In a large observational study, significant information was obtained about protection against acute infection and disease severity in this age group.
Both mRNA (BNT162b2, Pfizer and mRNA-1273, Moderna) COVID-19 vaccines were effective against Omicron (B11529) acute infection and severe disease for children under 12 years of age, according to a new study published in The Lancet Infectious Diseases.
This observational study had 2 cohorts: 5-11 years and 0-4 years of age.
“For children 5–11 years of age, the effectiveness of primary vaccination against infection, compared with being unvaccinated, was 59.9% (95% CI 58.5–61.2) at 1 month, 33·7% (32.6–34.8) at 4 months, and 14.9% (95% CI 12.3–17.5) at 10 months after the first dose,” the investigators wrote. “Compared with primary vaccination only, the effectiveness of a monovalent booster dose after 1 month was 24.4% (14.4–33.2) and that of a bivalent booster dose was 76.7% (45.7–90.0). The effectiveness of omicron infection against reinfection was 79.9% (78.8–80.9) after 3 months and 53.9% (52.3–55.5) after 6 months.”

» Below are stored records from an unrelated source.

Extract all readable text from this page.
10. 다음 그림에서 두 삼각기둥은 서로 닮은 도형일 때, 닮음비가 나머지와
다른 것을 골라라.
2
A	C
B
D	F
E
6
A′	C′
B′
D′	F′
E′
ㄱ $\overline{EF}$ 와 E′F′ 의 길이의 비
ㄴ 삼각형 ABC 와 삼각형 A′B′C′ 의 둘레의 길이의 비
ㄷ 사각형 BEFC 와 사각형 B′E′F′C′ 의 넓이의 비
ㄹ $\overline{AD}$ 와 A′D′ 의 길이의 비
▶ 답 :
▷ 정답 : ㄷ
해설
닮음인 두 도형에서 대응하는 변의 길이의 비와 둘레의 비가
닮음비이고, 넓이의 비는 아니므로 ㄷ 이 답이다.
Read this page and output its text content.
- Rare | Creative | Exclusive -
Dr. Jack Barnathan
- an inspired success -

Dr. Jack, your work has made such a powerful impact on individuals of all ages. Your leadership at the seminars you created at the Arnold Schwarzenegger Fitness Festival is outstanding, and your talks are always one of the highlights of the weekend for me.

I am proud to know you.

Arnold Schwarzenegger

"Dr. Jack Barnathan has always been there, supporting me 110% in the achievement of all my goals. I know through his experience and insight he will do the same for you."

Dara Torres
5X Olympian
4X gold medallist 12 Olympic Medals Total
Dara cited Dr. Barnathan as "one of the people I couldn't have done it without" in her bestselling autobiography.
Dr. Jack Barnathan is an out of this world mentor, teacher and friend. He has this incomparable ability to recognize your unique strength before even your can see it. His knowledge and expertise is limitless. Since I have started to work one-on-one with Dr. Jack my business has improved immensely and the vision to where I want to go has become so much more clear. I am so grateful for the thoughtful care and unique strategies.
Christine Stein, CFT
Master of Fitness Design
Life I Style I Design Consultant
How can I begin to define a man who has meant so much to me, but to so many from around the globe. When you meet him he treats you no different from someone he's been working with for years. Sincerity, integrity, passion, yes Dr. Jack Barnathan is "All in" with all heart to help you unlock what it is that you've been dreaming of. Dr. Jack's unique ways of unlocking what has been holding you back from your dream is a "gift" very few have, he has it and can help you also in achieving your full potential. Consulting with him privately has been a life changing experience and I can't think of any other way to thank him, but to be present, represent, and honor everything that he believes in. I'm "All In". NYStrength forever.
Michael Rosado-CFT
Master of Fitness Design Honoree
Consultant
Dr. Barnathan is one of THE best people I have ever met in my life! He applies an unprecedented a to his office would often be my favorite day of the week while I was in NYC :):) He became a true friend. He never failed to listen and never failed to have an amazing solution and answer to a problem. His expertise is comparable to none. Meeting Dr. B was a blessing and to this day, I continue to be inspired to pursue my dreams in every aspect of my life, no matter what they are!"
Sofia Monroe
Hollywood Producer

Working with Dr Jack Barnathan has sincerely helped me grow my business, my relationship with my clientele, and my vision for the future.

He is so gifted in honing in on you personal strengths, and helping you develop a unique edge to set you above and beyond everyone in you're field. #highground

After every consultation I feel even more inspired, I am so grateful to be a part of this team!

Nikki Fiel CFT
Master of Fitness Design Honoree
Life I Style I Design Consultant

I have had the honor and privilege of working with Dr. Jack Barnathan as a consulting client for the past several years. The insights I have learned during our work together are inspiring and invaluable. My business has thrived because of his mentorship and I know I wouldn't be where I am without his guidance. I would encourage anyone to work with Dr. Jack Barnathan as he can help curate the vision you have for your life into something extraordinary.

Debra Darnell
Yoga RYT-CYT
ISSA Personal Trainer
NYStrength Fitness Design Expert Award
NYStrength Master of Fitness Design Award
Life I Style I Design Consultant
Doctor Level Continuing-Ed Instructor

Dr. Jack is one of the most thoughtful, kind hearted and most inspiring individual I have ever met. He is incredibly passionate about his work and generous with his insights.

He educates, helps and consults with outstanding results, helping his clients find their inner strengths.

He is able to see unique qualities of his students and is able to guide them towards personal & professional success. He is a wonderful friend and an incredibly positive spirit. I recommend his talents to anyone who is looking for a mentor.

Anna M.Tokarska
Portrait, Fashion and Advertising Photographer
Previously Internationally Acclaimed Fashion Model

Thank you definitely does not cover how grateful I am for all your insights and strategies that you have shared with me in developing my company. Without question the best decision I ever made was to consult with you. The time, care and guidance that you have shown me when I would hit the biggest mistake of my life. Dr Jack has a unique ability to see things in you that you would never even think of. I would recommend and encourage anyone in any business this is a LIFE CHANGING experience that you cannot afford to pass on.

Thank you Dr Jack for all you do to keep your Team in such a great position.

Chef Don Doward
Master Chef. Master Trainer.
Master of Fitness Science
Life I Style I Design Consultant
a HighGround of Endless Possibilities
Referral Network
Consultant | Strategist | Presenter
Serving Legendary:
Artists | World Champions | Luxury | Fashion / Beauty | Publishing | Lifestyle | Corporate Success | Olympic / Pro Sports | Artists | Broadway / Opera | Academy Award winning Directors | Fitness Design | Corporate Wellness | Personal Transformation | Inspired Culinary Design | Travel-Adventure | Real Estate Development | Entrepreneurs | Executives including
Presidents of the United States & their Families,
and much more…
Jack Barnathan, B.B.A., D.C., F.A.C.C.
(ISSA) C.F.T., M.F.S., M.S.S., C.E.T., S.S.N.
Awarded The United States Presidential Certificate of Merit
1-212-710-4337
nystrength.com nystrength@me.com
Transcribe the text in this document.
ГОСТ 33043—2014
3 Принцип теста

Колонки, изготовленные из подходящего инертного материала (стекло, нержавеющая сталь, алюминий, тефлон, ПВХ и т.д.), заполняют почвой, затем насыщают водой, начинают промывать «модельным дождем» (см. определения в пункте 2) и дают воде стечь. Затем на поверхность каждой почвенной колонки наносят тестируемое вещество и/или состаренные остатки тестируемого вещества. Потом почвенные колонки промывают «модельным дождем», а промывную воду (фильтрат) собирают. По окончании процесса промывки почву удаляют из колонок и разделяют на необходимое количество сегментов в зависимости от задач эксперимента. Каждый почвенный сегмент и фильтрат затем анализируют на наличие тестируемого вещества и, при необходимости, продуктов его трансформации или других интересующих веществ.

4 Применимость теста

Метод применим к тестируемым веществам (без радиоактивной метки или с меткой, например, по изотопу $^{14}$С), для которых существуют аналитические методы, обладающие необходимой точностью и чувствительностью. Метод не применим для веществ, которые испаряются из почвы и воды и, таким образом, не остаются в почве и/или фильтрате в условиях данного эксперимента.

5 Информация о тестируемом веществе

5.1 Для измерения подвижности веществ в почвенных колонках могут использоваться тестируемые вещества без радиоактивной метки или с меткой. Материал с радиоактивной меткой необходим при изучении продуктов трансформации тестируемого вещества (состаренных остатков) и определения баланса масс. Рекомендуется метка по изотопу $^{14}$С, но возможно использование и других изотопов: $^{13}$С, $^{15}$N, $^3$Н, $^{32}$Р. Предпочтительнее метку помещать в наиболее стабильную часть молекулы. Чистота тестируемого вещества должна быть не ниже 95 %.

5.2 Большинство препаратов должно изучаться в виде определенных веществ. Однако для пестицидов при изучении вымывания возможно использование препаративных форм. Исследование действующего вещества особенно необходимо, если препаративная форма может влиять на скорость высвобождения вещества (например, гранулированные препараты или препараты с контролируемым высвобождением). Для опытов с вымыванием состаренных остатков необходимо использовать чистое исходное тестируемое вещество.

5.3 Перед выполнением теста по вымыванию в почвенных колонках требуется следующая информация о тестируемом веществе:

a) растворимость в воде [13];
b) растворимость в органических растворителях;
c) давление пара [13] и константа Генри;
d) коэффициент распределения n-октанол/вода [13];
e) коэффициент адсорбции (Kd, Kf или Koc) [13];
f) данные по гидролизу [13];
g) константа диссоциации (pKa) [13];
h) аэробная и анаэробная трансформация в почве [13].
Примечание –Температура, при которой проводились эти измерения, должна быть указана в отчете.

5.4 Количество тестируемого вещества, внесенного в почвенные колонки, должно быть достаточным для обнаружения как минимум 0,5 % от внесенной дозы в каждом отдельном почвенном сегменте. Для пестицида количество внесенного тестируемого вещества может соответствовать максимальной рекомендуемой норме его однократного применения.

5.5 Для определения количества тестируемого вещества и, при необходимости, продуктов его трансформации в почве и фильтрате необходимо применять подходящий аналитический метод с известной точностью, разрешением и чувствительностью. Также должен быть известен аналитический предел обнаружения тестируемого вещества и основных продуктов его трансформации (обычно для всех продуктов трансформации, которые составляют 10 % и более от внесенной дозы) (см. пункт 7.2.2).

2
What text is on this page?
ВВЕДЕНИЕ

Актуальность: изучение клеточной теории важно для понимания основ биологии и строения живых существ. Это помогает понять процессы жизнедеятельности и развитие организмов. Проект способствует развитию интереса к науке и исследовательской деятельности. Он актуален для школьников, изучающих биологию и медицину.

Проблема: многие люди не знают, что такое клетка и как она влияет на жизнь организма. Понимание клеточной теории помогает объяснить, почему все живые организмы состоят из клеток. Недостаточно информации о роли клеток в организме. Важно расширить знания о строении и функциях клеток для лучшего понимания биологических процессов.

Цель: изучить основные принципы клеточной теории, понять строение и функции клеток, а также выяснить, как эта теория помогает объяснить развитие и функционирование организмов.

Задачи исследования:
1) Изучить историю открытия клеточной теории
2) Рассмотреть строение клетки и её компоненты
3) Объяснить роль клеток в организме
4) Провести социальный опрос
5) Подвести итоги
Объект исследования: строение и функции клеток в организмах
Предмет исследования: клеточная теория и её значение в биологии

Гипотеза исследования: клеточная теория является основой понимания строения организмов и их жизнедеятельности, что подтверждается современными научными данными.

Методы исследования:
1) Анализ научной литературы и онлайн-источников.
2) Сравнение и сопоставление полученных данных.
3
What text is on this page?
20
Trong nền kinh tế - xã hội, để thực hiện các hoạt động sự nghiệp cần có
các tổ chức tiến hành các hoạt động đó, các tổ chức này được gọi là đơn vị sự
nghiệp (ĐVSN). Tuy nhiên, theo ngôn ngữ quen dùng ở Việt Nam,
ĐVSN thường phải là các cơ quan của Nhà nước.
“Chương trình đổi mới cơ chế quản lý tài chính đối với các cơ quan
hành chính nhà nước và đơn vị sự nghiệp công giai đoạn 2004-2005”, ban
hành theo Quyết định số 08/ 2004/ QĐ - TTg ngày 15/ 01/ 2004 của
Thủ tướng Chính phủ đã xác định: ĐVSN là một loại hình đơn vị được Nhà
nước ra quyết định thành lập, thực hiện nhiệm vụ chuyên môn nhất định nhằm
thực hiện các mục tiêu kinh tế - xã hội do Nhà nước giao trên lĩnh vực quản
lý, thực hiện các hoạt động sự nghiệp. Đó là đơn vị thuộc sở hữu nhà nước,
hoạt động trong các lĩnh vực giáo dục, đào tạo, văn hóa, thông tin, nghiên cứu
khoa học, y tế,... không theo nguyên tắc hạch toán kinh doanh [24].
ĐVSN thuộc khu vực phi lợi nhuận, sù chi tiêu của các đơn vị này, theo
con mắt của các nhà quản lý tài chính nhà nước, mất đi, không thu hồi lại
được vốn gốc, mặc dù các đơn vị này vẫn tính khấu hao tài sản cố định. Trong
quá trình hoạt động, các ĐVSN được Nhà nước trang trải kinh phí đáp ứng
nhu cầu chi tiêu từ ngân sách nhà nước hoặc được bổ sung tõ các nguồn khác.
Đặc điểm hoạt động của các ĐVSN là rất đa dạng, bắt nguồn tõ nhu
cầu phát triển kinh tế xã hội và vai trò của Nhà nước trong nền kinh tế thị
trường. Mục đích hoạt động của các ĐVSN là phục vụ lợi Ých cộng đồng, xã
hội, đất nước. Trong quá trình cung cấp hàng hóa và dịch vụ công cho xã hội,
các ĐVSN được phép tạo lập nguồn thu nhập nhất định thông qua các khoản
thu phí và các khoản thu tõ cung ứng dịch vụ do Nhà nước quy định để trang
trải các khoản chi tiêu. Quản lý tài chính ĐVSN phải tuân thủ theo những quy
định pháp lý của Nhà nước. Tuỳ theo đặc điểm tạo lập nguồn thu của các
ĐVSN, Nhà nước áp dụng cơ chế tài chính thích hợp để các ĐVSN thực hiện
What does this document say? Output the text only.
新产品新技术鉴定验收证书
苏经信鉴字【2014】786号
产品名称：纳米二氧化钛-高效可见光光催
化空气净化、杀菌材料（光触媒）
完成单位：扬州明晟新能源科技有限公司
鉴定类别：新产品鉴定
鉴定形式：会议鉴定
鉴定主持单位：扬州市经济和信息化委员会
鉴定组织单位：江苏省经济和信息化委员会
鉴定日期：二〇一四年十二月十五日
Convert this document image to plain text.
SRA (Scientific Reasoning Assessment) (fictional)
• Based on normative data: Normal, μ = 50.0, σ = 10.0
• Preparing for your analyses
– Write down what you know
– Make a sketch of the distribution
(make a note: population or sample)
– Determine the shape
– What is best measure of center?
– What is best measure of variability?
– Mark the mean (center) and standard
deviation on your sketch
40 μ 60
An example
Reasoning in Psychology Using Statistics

For younger children, 0-4 years of age, the efficaciousness of the vaccines were similar during the first 2 months to the older children, but the duration of protection was better over time in the younger cohort.
“The effectiveness of primary vaccination against infection, compared with being unvaccinated, was 63.8% (57·0–69·5) at 2 months and 58·1% (48.3–66.1) at 5 months after the first dose, and the effectiveness of omicron infection against reinfection was 77.3% (75.9–78.6) after 3 months and 64.7% (63.3–66.1) after 6 months,” the investigators wrote of the younger cohort.
The authors said vaccination and previous COVID-19 infection had better effectiveness against severe illness for both cohorts.
The Omicron variant emerged in the United States in December 2021, and within a matter of weeks was the dominant strain in the country.
This was an observational cohort study, looking at children’s mRNA vaccination records and outcomes from the North Carolina COVID-19 Surveillance System and the COVID-19 Vaccine Management System.
This included 1,368,721 state residents aged 11 years or younger. The investigators used the Cox regression to estimate the time-varying effects of primary and booster vaccination and previous infection on the risks of omicron infection, hospital admission, and death.
According to the authors, one of the bigger limitations for this study was the short follow-up period, and that it could not help to determine the long-term understanding of vaccination and previous infection.
The investigators explained the study provided some important data in these age groups where there was a paucity of information. Along with pointing out the effectiveness of both mRNA vaccines in this age group, this study demonstrated bivalent vaccines were more efficacious than monovalent shots and that previous infection increased immunity against future infection.
“…surveillance data are crucially important to our understanding of the protection conferred by vaccination and previous infection in young children,” the authors wrote.